Magnus Öström: Searching For Jupiter

Nach „Thread Of Life“ nun das zweite Album des ehemaligen Esbjörn Svensson Trio-Schlagzeugers.

Vielleicht war der Jazz so etwas wie der Boden, auf dem das Esbjörn Svensson Trio damals zu bauen begann, ein Fundament, das erdete, eine gewisse ästhetische Verwurzelung gab, über das man aber immer wieder in alle erdenklichen Richtungen hinauswachsen wollte und konnte. Wie wenig andere Jazztrios fand das Dreiergespann um den Pianisten Esbjörn Svensson, Bassist Dan Berglund und Schlagzeuger Magnus Öström damals zu einer ureigenen Soundästhetik, schaffte es Progressivität mit beinahe pop-artiger Eingängigkeit zu verbinden (man denke beispielsweise an „From Gagarin’s Point Of View“) und dabei niemals verkopft zu werden. Völlig zurecht ging dieses Konzept ihrer musikalischen Reise auf, ganze Hallen konnte das E.S.T. füllen und sich eine treue und riesige Fangemeinde aufbauen. Bis die Reise ihr jähes und tragisches Ende fand, als Esbjörn Svensson 2008 bei einem Tauchtrip tödlich verunglückte.

Es wäre seinem eigenem Schaffen gegenüber ungerecht, Magnus Öström auf alle Ewigkeit als musikalischen Quasi-Witwer mit dem Motiv der akustischen Trauerverarbeitung darzustellen. „Searching For Jupiter“ (ACT), Öströms neues Album knüpft dennoch dort an, wo „Thread Of Life“ endete: atmosphärische Stücke zwischen Jazz und progressivem Rock. 2011 erschienen, wurde das Debüt aus der tonnenschwere Frage nach dem „Ob und wie“ des Weitergehens geboren.

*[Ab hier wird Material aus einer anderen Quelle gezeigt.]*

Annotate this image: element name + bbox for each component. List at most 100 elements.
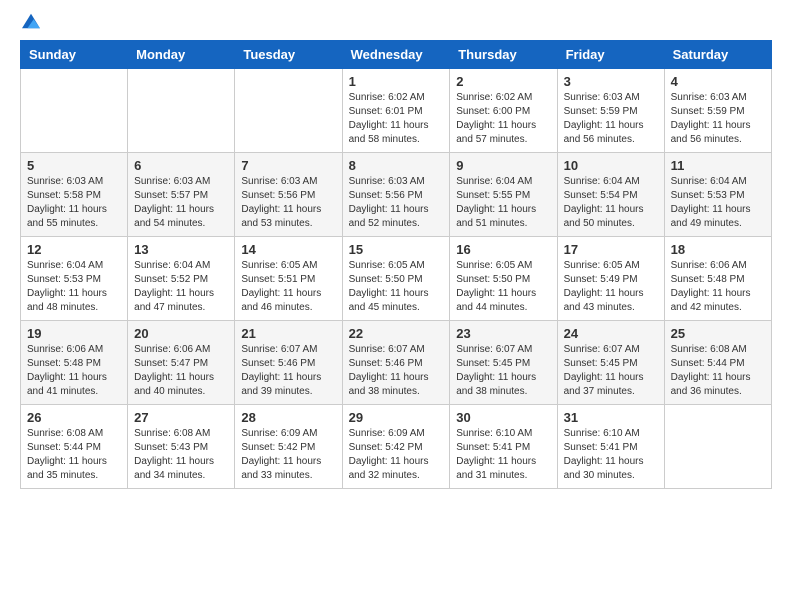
- day-info: Sunrise: 6:10 AMSunset: 5:41 PMDaylight:…: [456, 427, 550, 483]
- calendar-cell: 12 Sunrise: 6:04 AMSunset: 5:53 PMDayligh…: [21, 237, 128, 321]
- calendar-cell: 5 Sunrise: 6:03 AMSunset: 5:58 PMDaylight…: [21, 153, 128, 237]
- calendar-week-5: 26Sunrise: 6:08 AMSunset: 5:44 PMDayligh…: [21, 405, 772, 489]
- day-number: 27: [134, 410, 228, 425]
- day-number: 12: [27, 242, 121, 257]
- day-number: 10: [564, 158, 658, 173]
- calendar-cell: 23 Sunrise: 6:07 AMSunset: 5:45 PMDayligh…: [450, 321, 557, 405]
- day-info: Sunrise: 6:03 AMSunset: 5:56 PMDaylight:…: [241, 175, 335, 231]
- day-info: Sunrise: 6:09 AMSunset: 5:42 PMDaylight:…: [241, 427, 335, 483]
- calendar-cell: 14 Sunrise: 6:05 AMSunset: 5:51 PMDayligh…: [235, 237, 342, 321]
- calendar-cell: 25Sunrise: 6:08 AMSunset: 5:44 PMDayligh…: [664, 321, 771, 405]
- day-number: 3: [564, 74, 658, 89]
- calendar-cell: 29Sunrise: 6:09 AMSunset: 5:42 PMDayligh…: [342, 405, 450, 489]
- day-number: 21: [241, 326, 335, 341]
- day-info: Sunrise: 6:03 AMSunset: 5:58 PMDaylight:…: [27, 175, 121, 231]
- day-info: Sunrise: 6:04 AMSunset: 5:52 PMDaylight:…: [134, 259, 228, 315]
- calendar-cell: 10 Sunrise: 6:04 AMSunset: 5:54 PMDayligh…: [557, 153, 664, 237]
- calendar-table: SundayMondayTuesdayWednesdayThursdayFrid…: [20, 40, 772, 489]
- calendar-cell: 26Sunrise: 6:08 AMSunset: 5:44 PMDayligh…: [21, 405, 128, 489]
- calendar-cell: 17Sunrise: 6:05 AMSunset: 5:49 PMDayligh…: [557, 237, 664, 321]
- calendar-cell: 7 Sunrise: 6:03 AMSunset: 5:56 PMDaylight…: [235, 153, 342, 237]
- calendar-cell: 30 Sunrise: 6:10 AMSunset: 5:41 PMDayligh…: [450, 405, 557, 489]
- day-number: 23: [456, 326, 550, 341]
- day-number: 6: [134, 158, 228, 173]
- day-number: 14: [241, 242, 335, 257]
- day-number: 2: [456, 74, 550, 89]
- day-number: 22: [349, 326, 444, 341]
- logo: [20, 20, 40, 30]
- day-info: Sunrise: 6:03 AMSunset: 5:59 PMDaylight:…: [564, 91, 658, 147]
- calendar-cell: 13 Sunrise: 6:04 AMSunset: 5:52 PMDayligh…: [128, 237, 235, 321]
- day-info: Sunrise: 6:06 AMSunset: 5:47 PMDaylight:…: [134, 343, 228, 399]
- day-number: 19: [27, 326, 121, 341]
- calendar-week-4: 19 Sunrise: 6:06 AMSunset: 5:48 PMDayligh…: [21, 321, 772, 405]
- col-header-tuesday: Tuesday: [235, 41, 342, 69]
- day-number: 18: [671, 242, 765, 257]
- col-header-monday: Monday: [128, 41, 235, 69]
- day-number: 1: [349, 74, 444, 89]
- calendar-cell: 24 Sunrise: 6:07 AMSunset: 5:45 PMDayligh…: [557, 321, 664, 405]
- day-info: Sunrise: 6:05 AMSunset: 5:50 PMDaylight:…: [349, 259, 444, 315]
- col-header-saturday: Saturday: [664, 41, 771, 69]
- day-number: 15: [349, 242, 444, 257]
- calendar-cell: 3 Sunrise: 6:03 AMSunset: 5:59 PMDaylight…: [557, 69, 664, 153]
- calendar-cell: 31 Sunrise: 6:10 AMSunset: 5:41 PMDayligh…: [557, 405, 664, 489]
- day-info: Sunrise: 6:05 AMSunset: 5:49 PMDaylight:…: [564, 259, 658, 315]
- day-info: Sunrise: 6:03 AMSunset: 5:56 PMDaylight:…: [349, 175, 444, 231]
- logo-icon: [22, 12, 40, 30]
- day-info: Sunrise: 6:05 AMSunset: 5:51 PMDaylight:…: [241, 259, 335, 315]
- calendar-cell: [235, 69, 342, 153]
- day-info: Sunrise: 6:07 AMSunset: 5:45 PMDaylight:…: [564, 343, 658, 399]
- calendar-cell: 15 Sunrise: 6:05 AMSunset: 5:50 PMDayligh…: [342, 237, 450, 321]
- day-number: 28: [241, 410, 335, 425]
- col-header-wednesday: Wednesday: [342, 41, 450, 69]
- day-number: 30: [456, 410, 550, 425]
- calendar-cell: 8 Sunrise: 6:03 AMSunset: 5:56 PMDaylight…: [342, 153, 450, 237]
- day-number: 24: [564, 326, 658, 341]
- calendar-cell: 1 Sunrise: 6:02 AMSunset: 6:01 PMDaylight…: [342, 69, 450, 153]
- calendar-cell: 18 Sunrise: 6:06 AMSunset: 5:48 PMDayligh…: [664, 237, 771, 321]
- calendar-cell: [21, 69, 128, 153]
- day-info: Sunrise: 6:09 AMSunset: 5:42 PMDaylight:…: [349, 427, 444, 483]
- day-info: Sunrise: 6:05 AMSunset: 5:50 PMDaylight:…: [456, 259, 550, 315]
- day-info: Sunrise: 6:08 AMSunset: 5:44 PMDaylight:…: [671, 343, 765, 399]
- calendar-cell: 16 Sunrise: 6:05 AMSunset: 5:50 PMDayligh…: [450, 237, 557, 321]
- day-info: Sunrise: 6:04 AMSunset: 5:54 PMDaylight:…: [564, 175, 658, 231]
- day-number: 13: [134, 242, 228, 257]
- calendar-cell: 9 Sunrise: 6:04 AMSunset: 5:55 PMDaylight…: [450, 153, 557, 237]
- day-info: Sunrise: 6:04 AMSunset: 5:53 PMDaylight:…: [27, 259, 121, 315]
- day-info: Sunrise: 6:02 AMSunset: 6:01 PMDaylight:…: [349, 91, 444, 147]
- day-number: 20: [134, 326, 228, 341]
- day-number: 7: [241, 158, 335, 173]
- calendar-cell: 28 Sunrise: 6:09 AMSunset: 5:42 PMDayligh…: [235, 405, 342, 489]
- day-info: Sunrise: 6:04 AMSunset: 5:53 PMDaylight:…: [671, 175, 765, 231]
- calendar-cell: 21 Sunrise: 6:07 AMSunset: 5:46 PMDayligh…: [235, 321, 342, 405]
- day-info: Sunrise: 6:07 AMSunset: 5:45 PMDaylight:…: [456, 343, 550, 399]
- calendar-cell: 4Sunrise: 6:03 AMSunset: 5:59 PMDaylight…: [664, 69, 771, 153]
- col-header-thursday: Thursday: [450, 41, 557, 69]
- day-number: 9: [456, 158, 550, 173]
- day-info: Sunrise: 6:10 AMSunset: 5:41 PMDaylight:…: [564, 427, 658, 483]
- day-info: Sunrise: 6:02 AMSunset: 6:00 PMDaylight:…: [456, 91, 550, 147]
- calendar-cell: 2 Sunrise: 6:02 AMSunset: 6:00 PMDaylight…: [450, 69, 557, 153]
- calendar-week-2: 5 Sunrise: 6:03 AMSunset: 5:58 PMDaylight…: [21, 153, 772, 237]
- col-header-sunday: Sunday: [21, 41, 128, 69]
- day-number: 8: [349, 158, 444, 173]
- calendar-cell: 19 Sunrise: 6:06 AMSunset: 5:48 PMDayligh…: [21, 321, 128, 405]
- calendar-week-1: 1 Sunrise: 6:02 AMSunset: 6:01 PMDaylight…: [21, 69, 772, 153]
- day-info: Sunrise: 6:06 AMSunset: 5:48 PMDaylight:…: [27, 343, 121, 399]
- day-info: Sunrise: 6:04 AMSunset: 5:55 PMDaylight:…: [456, 175, 550, 231]
- day-info: Sunrise: 6:06 AMSunset: 5:48 PMDaylight:…: [671, 259, 765, 315]
- calendar-week-3: 12 Sunrise: 6:04 AMSunset: 5:53 PMDayligh…: [21, 237, 772, 321]
- day-number: 26: [27, 410, 121, 425]
- day-info: Sunrise: 6:08 AMSunset: 5:43 PMDaylight:…: [134, 427, 228, 483]
- calendar-cell: 27 Sunrise: 6:08 AMSunset: 5:43 PMDayligh…: [128, 405, 235, 489]
- day-number: 16: [456, 242, 550, 257]
- calendar-cell: 22Sunrise: 6:07 AMSunset: 5:46 PMDayligh…: [342, 321, 450, 405]
- calendar-cell: [128, 69, 235, 153]
- day-number: 11: [671, 158, 765, 173]
- day-info: Sunrise: 6:07 AMSunset: 5:46 PMDaylight:…: [241, 343, 335, 399]
- day-number: 31: [564, 410, 658, 425]
- day-number: 5: [27, 158, 121, 173]
- col-header-friday: Friday: [557, 41, 664, 69]
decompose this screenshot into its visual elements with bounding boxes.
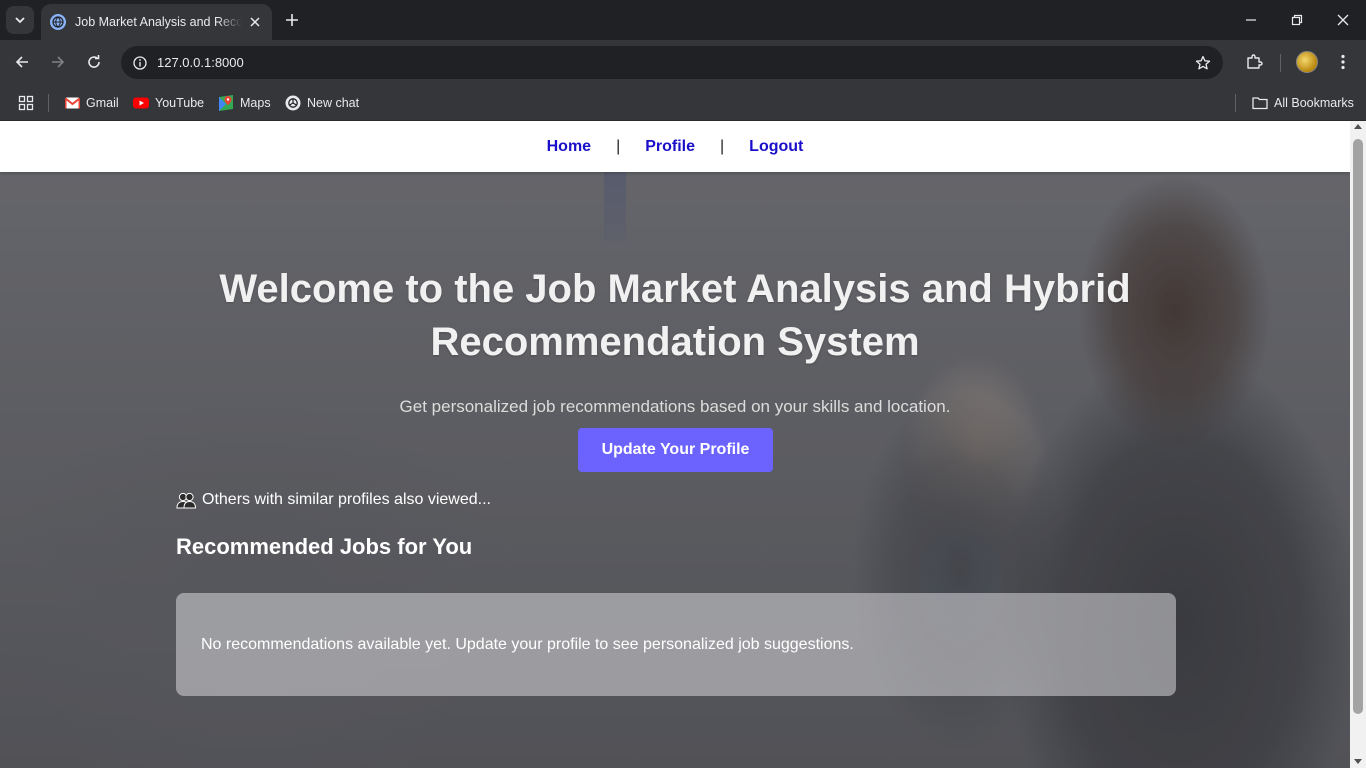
- scroll-down-arrow-icon[interactable]: [1354, 759, 1362, 764]
- people-icon: [176, 491, 196, 509]
- bookmarks-divider: [1235, 94, 1236, 112]
- site-info-icon[interactable]: [127, 50, 153, 76]
- recommendations-panel: No recommendations available yet. Update…: [176, 593, 1176, 696]
- extensions-button[interactable]: [1240, 48, 1268, 76]
- bookmark-star-icon[interactable]: [1192, 52, 1214, 74]
- update-profile-button[interactable]: Update Your Profile: [578, 428, 773, 472]
- bookmark-label: Maps: [240, 96, 271, 110]
- bookmark-youtube[interactable]: YouTube: [133, 92, 204, 114]
- maps-icon: [218, 95, 234, 111]
- page-scrollbar[interactable]: [1350, 121, 1366, 768]
- toolbar-divider: [1280, 54, 1281, 72]
- bookmark-new-chat[interactable]: New chat: [285, 92, 359, 114]
- all-bookmarks-button[interactable]: All Bookmarks: [1252, 92, 1354, 114]
- bookmarks-divider: [48, 94, 49, 112]
- nav-link-home[interactable]: Home: [547, 138, 591, 156]
- gmail-icon: [64, 95, 80, 111]
- page-viewport: Home | Profile | Logout Welcome to the J…: [0, 121, 1350, 768]
- reload-icon: [88, 55, 100, 68]
- nav-separator: |: [720, 137, 725, 155]
- nav-separator: |: [616, 137, 621, 155]
- bookmark-label: Gmail: [86, 96, 119, 110]
- profile-avatar[interactable]: [1296, 51, 1318, 73]
- kebab-menu-icon: [1341, 54, 1345, 70]
- minimize-button[interactable]: [1228, 0, 1274, 40]
- browser-toolbar: 127.0.0.1:8000: [0, 40, 1366, 85]
- site-navbar: Home | Profile | Logout: [0, 121, 1350, 172]
- plus-icon: [286, 14, 298, 26]
- nav-link-logout[interactable]: Logout: [749, 138, 803, 156]
- browser-tab-active[interactable]: Job Market Analysis and Recommendation S…: [41, 4, 272, 40]
- bookmarks-bar: Gmail YouTube Maps New chat All Bookmark…: [0, 85, 1366, 121]
- scroll-thumb[interactable]: [1353, 139, 1363, 714]
- scroll-up-arrow-icon[interactable]: [1354, 124, 1362, 129]
- similar-profiles-note: Others with similar profiles also viewed…: [176, 491, 491, 509]
- tab-strip: Job Market Analysis and Recommendation S…: [0, 0, 1366, 40]
- url-text[interactable]: 127.0.0.1:8000: [157, 55, 244, 70]
- hero-subtitle: Get personalized job recommendations bas…: [399, 397, 951, 416]
- menu-button[interactable]: [1329, 48, 1357, 76]
- hero-title: Welcome to the Job Market Analysis and H…: [219, 267, 1131, 364]
- apps-button[interactable]: [18, 92, 34, 114]
- bookmark-gmail[interactable]: Gmail: [64, 92, 119, 114]
- apps-grid-icon: [18, 95, 34, 111]
- folder-icon: [1252, 95, 1268, 111]
- nav-link-profile[interactable]: Profile: [645, 138, 695, 156]
- forward-arrow-icon: [52, 56, 65, 68]
- forward-button[interactable]: [44, 48, 72, 76]
- new-tab-button[interactable]: [282, 10, 302, 30]
- back-arrow-icon: [15, 56, 28, 68]
- bookmark-maps[interactable]: Maps: [218, 92, 271, 114]
- chevron-down-icon: [15, 17, 25, 24]
- reload-button[interactable]: [80, 48, 108, 76]
- similar-profiles-text: Others with similar profiles also viewed…: [202, 491, 491, 508]
- close-window-button[interactable]: [1320, 0, 1366, 40]
- close-icon: [1337, 14, 1349, 26]
- all-bookmarks-label: All Bookmarks: [1274, 96, 1354, 110]
- chatgpt-icon: [285, 95, 301, 111]
- address-bar[interactable]: 127.0.0.1:8000: [121, 46, 1223, 79]
- recommendations-heading: Recommended Jobs for You: [176, 534, 473, 559]
- bookmark-label: New chat: [307, 96, 360, 110]
- tab-search-button[interactable]: [6, 6, 34, 34]
- minimize-icon: [1246, 19, 1256, 21]
- close-tab-icon[interactable]: [246, 13, 264, 31]
- restore-button[interactable]: [1274, 0, 1320, 40]
- empty-recommendations-message: No recommendations available yet. Update…: [201, 635, 854, 653]
- puzzle-icon: [1247, 54, 1263, 69]
- bookmark-label: YouTube: [155, 96, 205, 110]
- tab-title: Job Market Analysis and Recommendation S…: [75, 15, 242, 29]
- back-button[interactable]: [8, 48, 36, 76]
- youtube-icon: [133, 95, 149, 111]
- restore-icon: [1291, 14, 1303, 26]
- globe-icon: [50, 14, 66, 30]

Nachdem er lange kein Instrument überhaupt angreifen konnte, fand Öström den Weg zurück zur Musik über die Komposition.

Mit Daniel Karlsson, Andreas Houradkis und Thobias Gabrielson hat Öström ein festes Bandformat gefunden, eine Band die sich viel Raum gibt, viel Fläche, viel Raum gönnt. „Searching For Jupiter“ ist introspektiv und manchmal unglaublich melancholisch: Molltrunken treiben Stücke wie „The Moon (And The Air It Moves)“ oder“Mary Jane Doesn’t Live Here Anymore“ vor sich hin. Die Instrumente, ob sie nun Solo- oder Rhythmusfunktion inne haben, stehen stets voll im Dienst der Atmosphäre und ihres Schattens. Wenn es auf „Searching For Jupiter“ regnet, dann regnet es richtig. Aber es gibt sie immer wieder, diese Sonnenstrahlen, die plötzlich und völlig unvermittelt alles aufmischen. Eben weil es immer weitergeht.

Und da wäre noch die andere Seite: ein Stück wie „Happy And The Fall“ zeigt Öström auf einmal von einer ganz anderen Seite, wie sie auf „Thread Of Life“ noch undenkbar war. Man ist leicht geneigt, autobiographische Deutungen in die Sache zu bringen, was sich bei Instrumentalstücken als noch spekulativer gestaltet als bei Songs. Man wäre geneigt zu schreiben, dass es wieder ein wenig heller geworden ist, dass die Trauer sich verändert hat, und dass alles ein ganzes Stück vorne angekommen ist, das Licht ein paar Nuancen heller als vorher.

Faktum ist aber, dass Magnus Öström ein wirklich großartiges Album gelungen ist, ein atmosphärisches, fast schon cineastisches Klanggebilde, das mit einem Augenzwinkern in Richtung Vergangenheit den Weg nach vorne antritt und, ebenso wenig wie Dan Berglunds Tonbruket, viel mit E.S.T. zu tun hat. Das ist so respektvoll dem eigenen Schaffen gegenüber, wie es konsequent ist.